La voz de Jaime, firme e incuestionable atravesó el ruido como una espada. Una sola sílaba que llevaba el peso de un trueno resonó en el campo de batalla.

Ante esta orden, todo el ejército draconiano, un torrente vivo de músculos escamosos de bronce y ojos ardientes, giró. Siguieron a Jaime mientras ascendía hacia el cielo oscurecido.

La Secta de las Mil Artes sobrevivió al asalto sin daños mayores, solo con el dolor del orgullo herido palpable en sus patios destrozados y sus parapetos humeantes.

—¿Necesitas que cace a ese Devorador de Almas por ti?

El Señor Demonio Bermellón preguntó con un tono casi indiferente, aunque la sed de batalla aún ardía en sus pupilas carmesí. Esto sucedió después de que ambos se alejaran de las puertas destruidas de la secta y el eco lejano del rugido de la retirada se disipara en el silencio de las ruinas de piedra.

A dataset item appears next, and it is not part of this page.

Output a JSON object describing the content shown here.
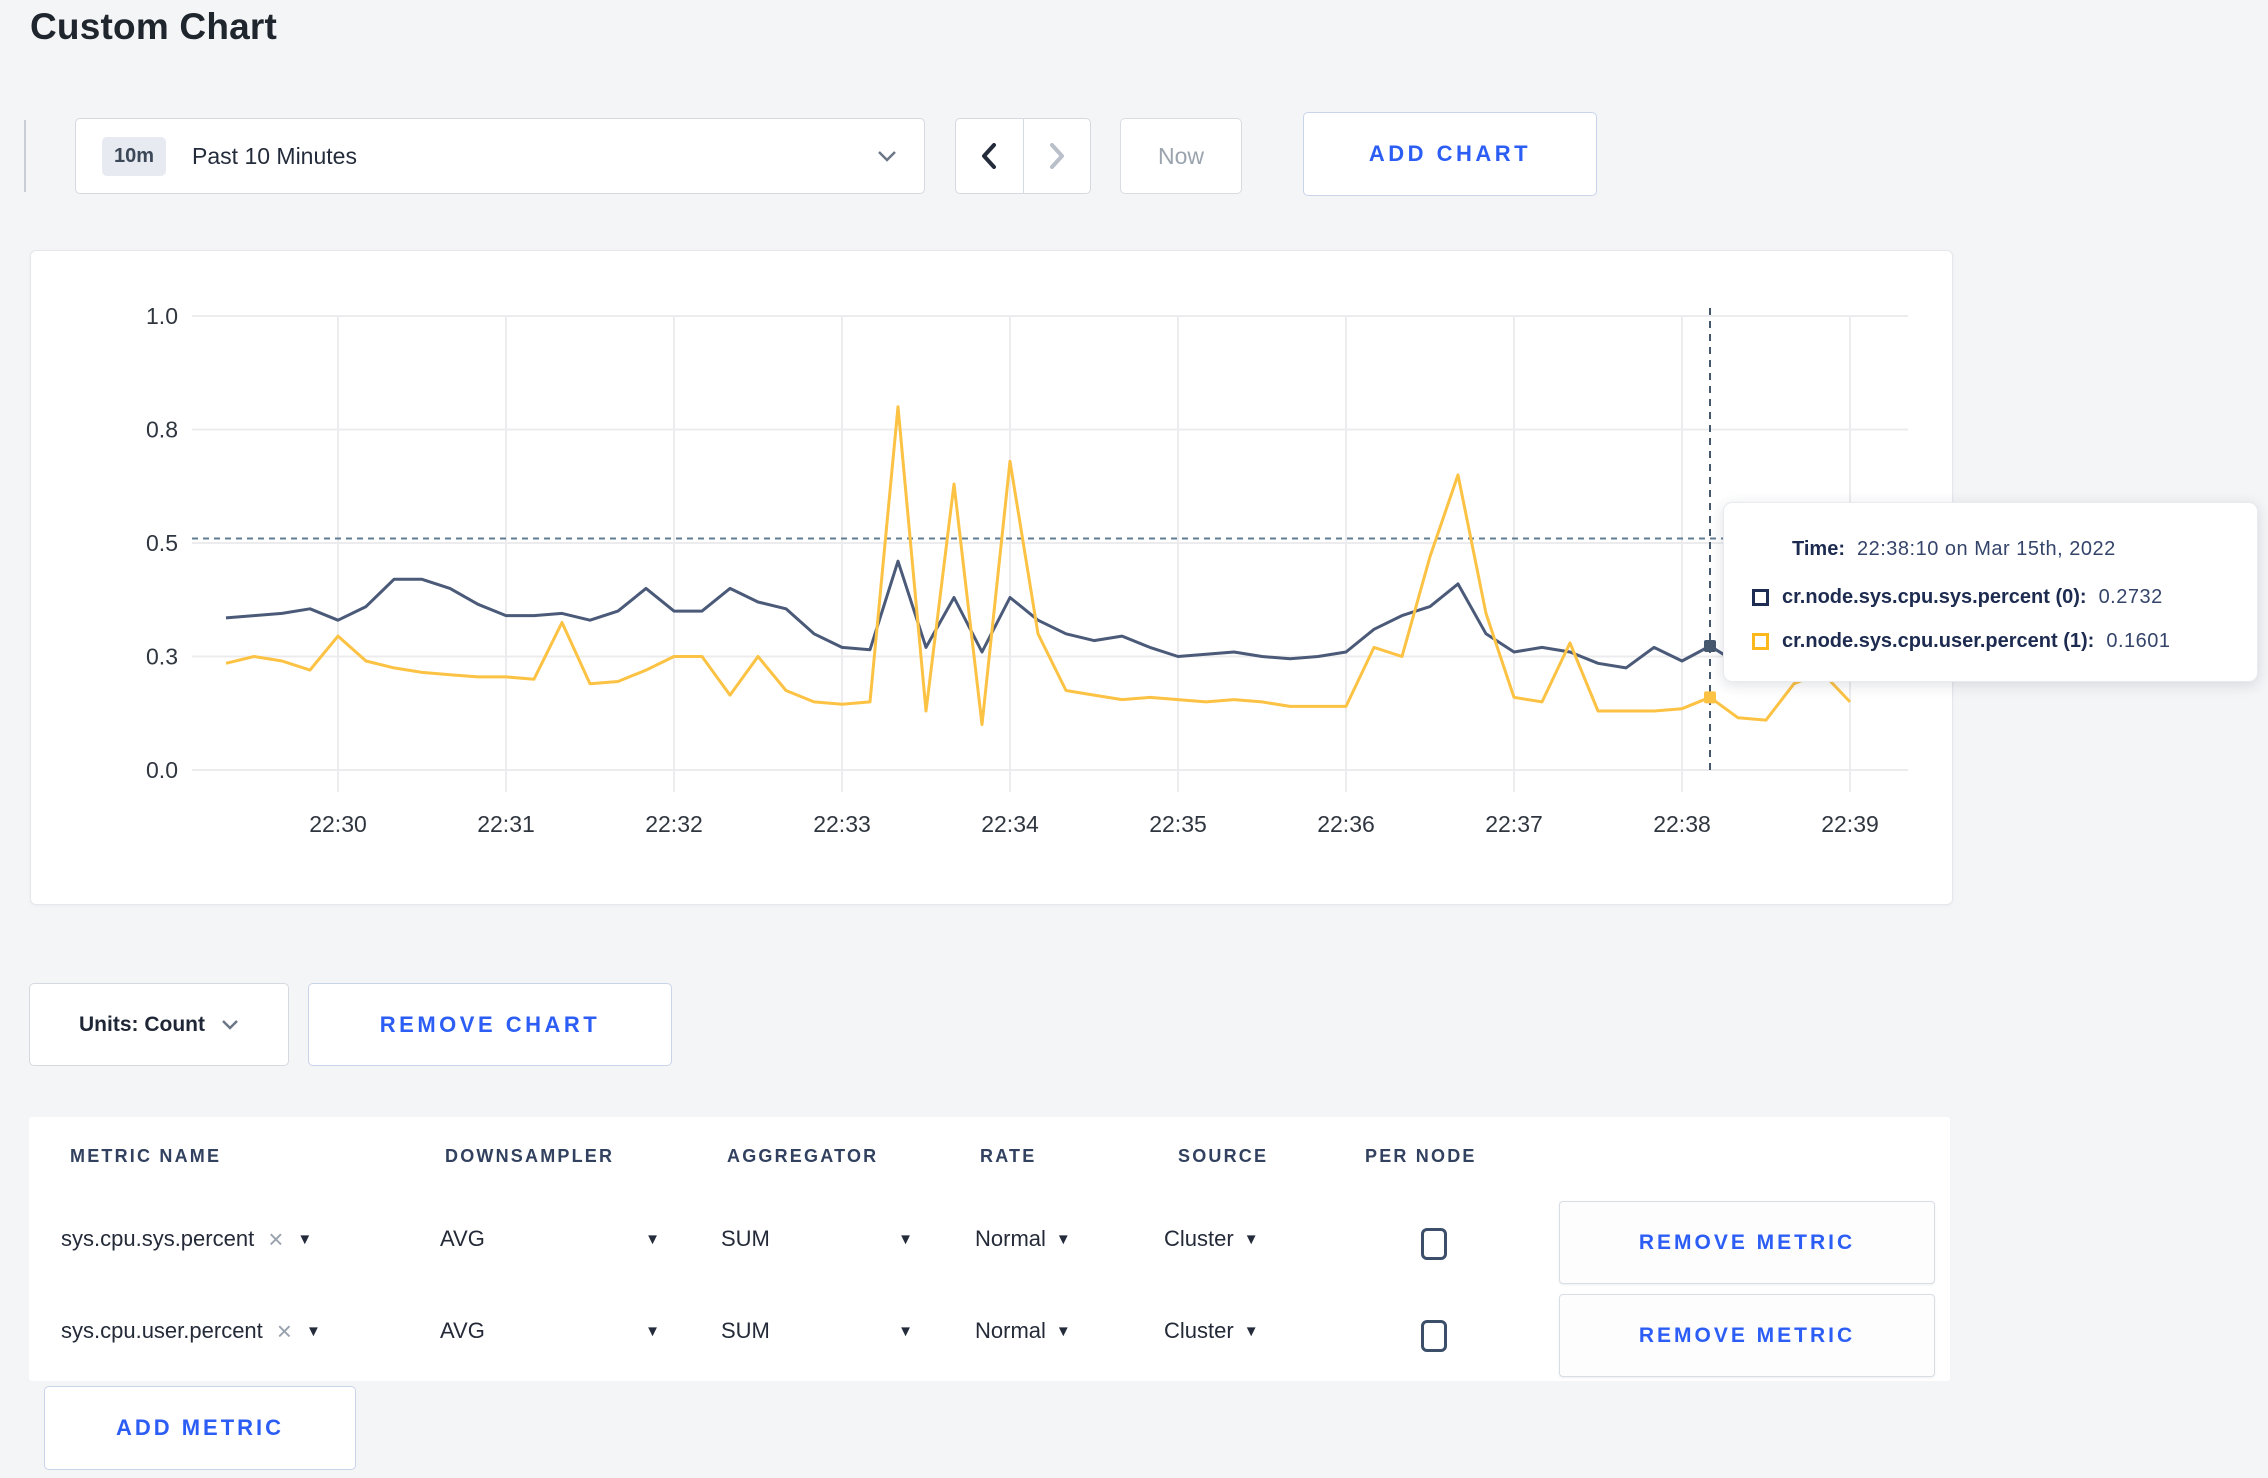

—No. En este momento, me siento absurdamente imparable. Vaya a buscar a su pequeña amada. —La respuesta de Jaime vino acompañada de una sonrisa ligera, casi burlona, como si esa fuerza imposible no fuera más que un agradable secreto que acababa de descubrir.

Esa sonrisa permaneció en sus labios, suave, cómplice, imposible de descifrar.

Él entendía muy bien cómo el corazón del Señor Demonio Bermellón seguía girando en torno a Selene como un planeta solitario que se negaba a abandonar su sol moribundo.

La sonrisa del Señor Demonio Bermellón se transformó en una curva triste, mitad cálida, mitad dolorida.

—Si realmente no me necesitas, vigilaré el ataúd de cristal de Leenie. Encontraré la manera, cueste lo que cueste, de devolverle la vida. Mantente con vida, Jaime. Si los Nueve Cielos alguna vez requieren mi fuerza, avísame y allí estaré.

La figura escarlata, tras un último y renuente vistazo, se deshizo en motas de luz roja, parecidas a brasas, hasta desvanecerse más allá del velo del horizonte.